Kolumne Mensch Gladbach Ja, ist denn heut’ schon Karneval?

Mönchengladbach · In Gladbach soll für einen verkaufsoffenen Sonntag der 11.11. auf den 10.11. gelegt werden. Und in Rheydt machen städtische Ästhetikhüter dem Einzelhandel das Leben schwer. Närrisch!

Hoppediz Erwachen lockt am 11.11. Tausende Besucher - 2018 gab es zu diesem Anlass einen verkaufsoffenen Sonntag.

Hoppediz Erwachen lockt am 11.11. Tausende Besucher - 2018 gab es zu diesem Anlass einen verkaufsoffenen Sonntag.

Foto: Denise Brenneis

So schön Veränderung ist, auf manches muss einfach Verlass sein. Und im Rheinland ist das im Zweifel der Karneval: Start ist am 11.11., vorbei ist alles am Aschermittwoch. Dazwischen werden Rathäuser von Narren gestürmt, ziehen Züge durch die Städte, wird geschunkelt, gebützt, gesungen, getanzt. Mönchengladbach schert an einigen Stellen aus: Das Rathaus wird nicht Altweiber von den Möhnen gestürmt, sondern Rosenmontag von allen Narren. Manchmal bleibt das Rathausinnere dem Sturm der Jecken sogar ganz verschlossen. Dass hier der Zug erst am Veilchendienstag zieht, ist ja ein Markenzeichen. Aber der Anfang und das Ende des Karnevals blieben unangetastet. Bisher. Doch jetzt wird’s wirklich närrisch: Der 11.11. ist in Gefahr!

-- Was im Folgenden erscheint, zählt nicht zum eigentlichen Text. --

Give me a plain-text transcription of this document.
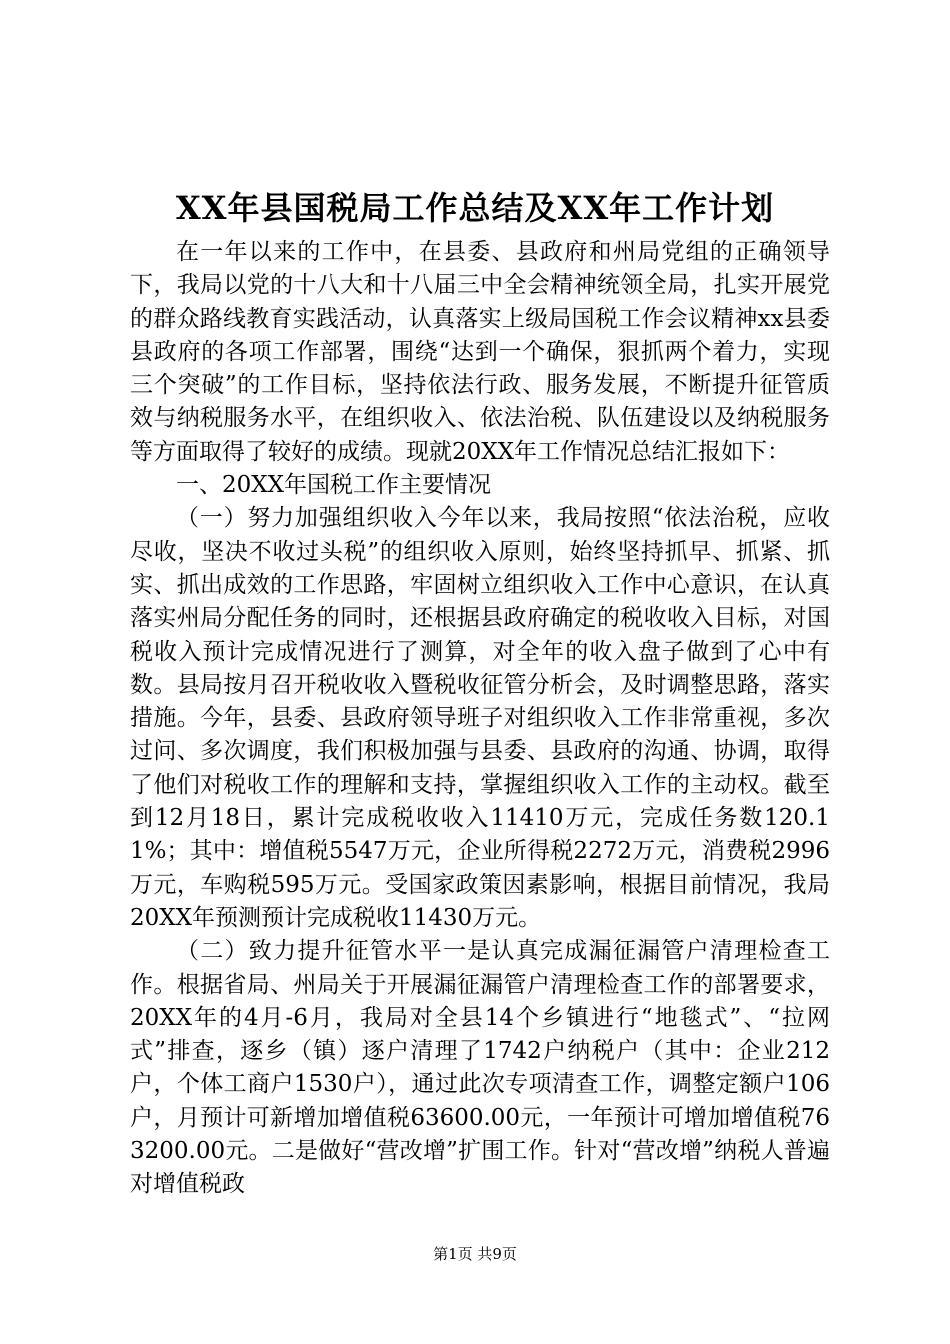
XX年县国税局工作总结及XX年工作计划

在一年以来的工作中，在县委、县政府和州局党组的正确领导下，我局以党的十八大和十八届三中全会精神统领全局，扎实开展党的群众路线教育实践活动，认真落实上级局国税工作会议精神xx县委县政府的各项工作部署，围绕“达到一个确保，狠抓两个着力，实现三个突破”的工作目标，坚持依法行政、服务发展，不断提升征管质效与纳税服务水平，在组织收入、依法治税、队伍建设以及纳税服务等方面取得了较好的成绩。现就20XX年工作情况总结汇报如下：

一、20XX年国税工作主要情况

（一）努力加强组织收入今年以来，我局按照“依法治税，应收尽收，坚决不收过头税”的组织收入原则，始终坚持抓早、抓紧、抓实、抓出成效的工作思路，牢固树立组织收入工作中心意识，在认真落实州局分配任务的同时，还根据县政府确定的税收收入目标，对国税收入预计完成情况进行了测算，对全年的收入盘子做到了心中有数。县局按月召开税收收入暨税收征管分析会，及时调整思路，落实措施。今年，县委、县政府领导班子对组织收入工作非常重视，多次过问、多次调度，我们积极加强与县委、县政府的沟通、协调，取得了他们对税收工作的理解和支持，掌握组织收入工作的主动权。截至到12月18日，累计完成税收收入11410万元，完成任务数120.11%；其中：增值税5547万元，企业所得税2272万元，消费税2996万元，车购税595万元。受国家政策因素影响，根据目前情况，我局20XX年预测预计完成税收11430万元。

（二）致力提升征管水平一是认真完成漏征漏管户清理检查工作。根据省局、州局关于开展漏征漏管户清理检查工作的部署要求，20XX年的4月-6月，我局对全县14个乡镇进行“地毯式”、“拉网式”排查，逐乡（镇）逐户清理了1742户纳税户（其中：企业212户，个体工商户1530户），通过此次专项清查工作，调整定额户106户，月预计可新增加增值税63600.00元，一年预计可增加增值税763200.00元。二是做好“营改增”扩围工作。针对“营改增”纳税人普遍对增值税政

第1页 共9页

In der Bezirksvertretung Nord diskutierten die Politiker am Mittwoch über verkaufsoffenen Sonntage für dieses Jahr. Sonntags dürfen Geschäfte nur dann öffnen, wenn es parallel einen Anlass, also ein Ereignis gibt, das mehr Besucher zieht als das Einkaufsvergnügen. Manche Veranstaltungen eignen sich dafür besser, andere weniger. Der 11.11. mit Hoppediz Erwachen gehört zur ersten Kategorie. Und 2018 fiel kalenderbedingt der besucherstarke Karnevalsstart auf einen Sonntag. Günstig für den Einzelhandel in der Gladbacher Innenstadt. Damit auch ja nichts schiefgeht mit dem Einkaufssonntag, zogen die Karnevalisten sogar vom Kapuzinerplatz an die Hindenburgstraße.

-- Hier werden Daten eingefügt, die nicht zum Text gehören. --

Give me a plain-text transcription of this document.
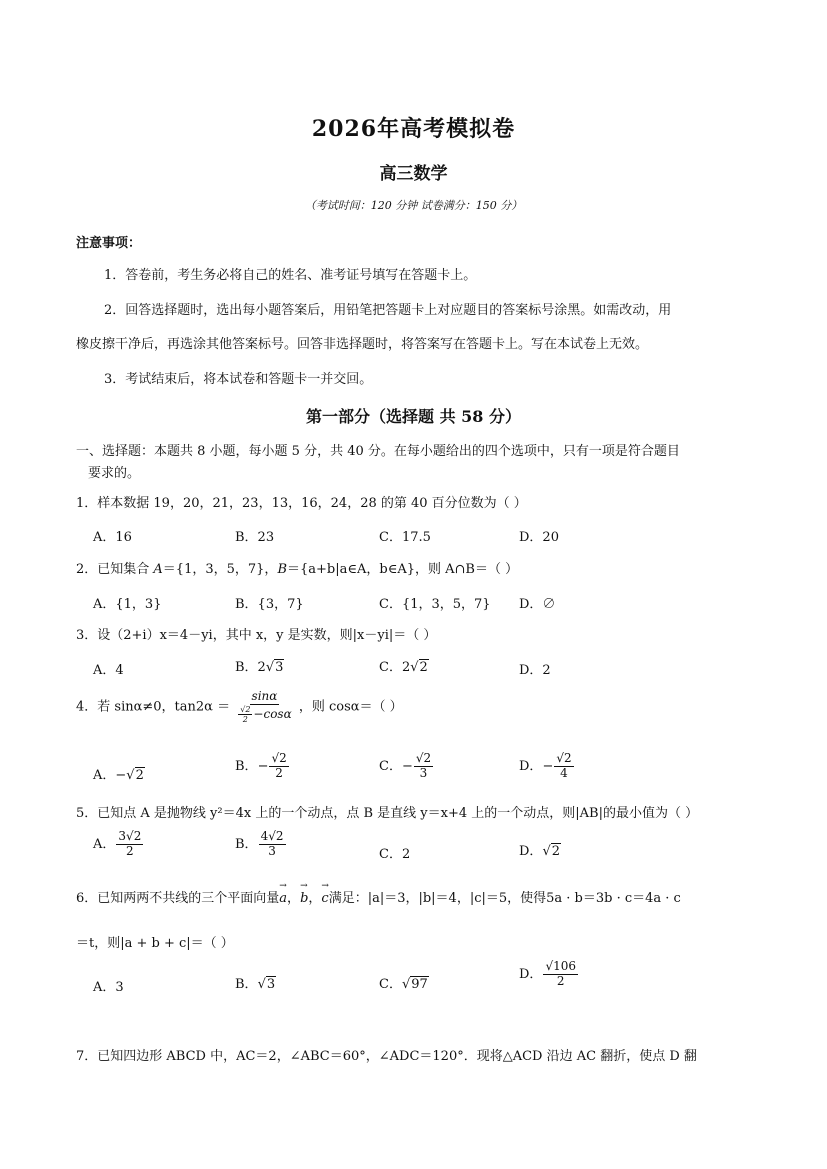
2026年高考模拟卷
高三数学
（考试时间：120 分钟 试卷满分：150 分）
注意事项：
1．答卷前，考生务必将自己的姓名、准考证号填写在答题卡上。
2．回答选择题时，选出每小题答案后，用铅笔把答题卡上对应题目的答案标号涂黑。如需改动，用
橡皮擦干净后，再选涂其他答案标号。回答非选择题时，将答案写在答题卡上。写在本试卷上无效。
3．考试结束后，将本试卷和答题卡一并交回。
第一部分（选择题 共 58 分）
一、选择题：本题共 8 小题，每小题 5 分，共 40 分。在每小题给出的四个选项中，只有一项是符合题目
要求的。
1．样本数据 19，20，21，23，13，16，24，28 的第 40 百分位数为（ ）
A．16	B．23	C．17.5	D．20
2．已知集合 A＝{1，3，5，7}，B＝{a+b|a∈A，b∈A}，则 A∩B＝（ ）
A．{1，3}	B．{3，7}	C．{1，3，5，7} D．∅
3．设（2+i）x＝4－yi，其中 x，y 是实数，则|x－yi|＝（ ）
A．4	B．2√3	C．2√2	D．2
4．若 sinα≠0，$\tan 2\alpha = \frac{\sin\alpha}{\frac{√2}{2} -\cos\alpha}$ ，则 cosα＝（ ）
A．−√2
B．− $\frac{√2}{2}$	C．− $\frac{√2}{3}$	D．− $\frac{√2}{4}$
5．已知点 A 是抛物线 y²＝4x 上的一个动点，点 B 是直线 y＝x+4 上的一个动点，则|AB|的最小值为（ ）
A． $\frac{3√2}{2}$	B． $\frac{4√2}{3}$	C．2	D．√2
6．已知两两不共线的三个平面向量→ a，→ b，→ c满足：|a|＝3，|b|＝4，|c|＝5，使得5a · b＝3b · c＝4a · c
＝t，则|a + b + c|＝（ ）
A．3	B．√3	C．√97
D． $\frac{√106}{2}$
7．已知四边形 ABCD 中，AC＝2，∠ABC＝60°，∠ADC＝120°．现将△ACD 沿边 AC 翻折，使点 D 翻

Ein Christdemokrat fragte nach, ob das auch dieses Jahr denkbar sei. Nun fällt der nächste 11. November absehbar auf einen Montag. Während wir uns gedanklich schon über den Antrag auf Montagsöffnung amüsierten, setzte der Vertreter der zuständigen städtischen Behörde noch eins drauf: „Wir überlegen, den 11.11. auf den 10.11. zu legen.“ Der Obernarr Hoppediz soll einfach früher geweckt werden. Hauptsache  Sonntag. Und 2020? Legen wir den 11.11. auf den 9.11., ein Jahr später auf den 8.11. – und so fort, bis der 11.11. endlich wieder ein Sonntag ist? Was schaltjahrbedingt übrigens erst 2029 der Fall sein wird. Bei allem Verständnis für die Nöte des Einzelhandels: Da hat wohl ein Jeck zu früh das Rathaus gestürmt.

Ebenso närrisch ist das, was in Rheydt vor sich geht. Dort kämpft die Innenstadt massiv mit Leerständen in den Ladenzeilen. Es gibt Programme, mit denen das Rathaus versucht, dagegen anzukämpfen. Gleichzeitig macht man den verbliebenen Geschäften das Leben schwer, weil Hüter irgendwann formulierter ästhetischer Standards unerbittlich auf die Satzung pochen. Wer den Namenszug seines Ladens an der falschen Stelle aufhängt oder gar bestehende Schilder mit dem eigenen Schriftzug überklebt, bekommt die volle Härte der Ordnungskräfte zu spüren. Ob es danach schöner aussieht? Egal. Es geht ums Prinzip.

Wie wäre es mal mit der berühmten rheinischen Lösung? Weder ins eine noch ins andere Extrem ausschlagen. Leben und leben lassen. Ein Auge zudrücken. Fünfe grade sein lassen. Nur den Auftakt zum Karneval verlegen – das geht im Rheinland nicht. Ein nicht allzu närrisches Wochenende!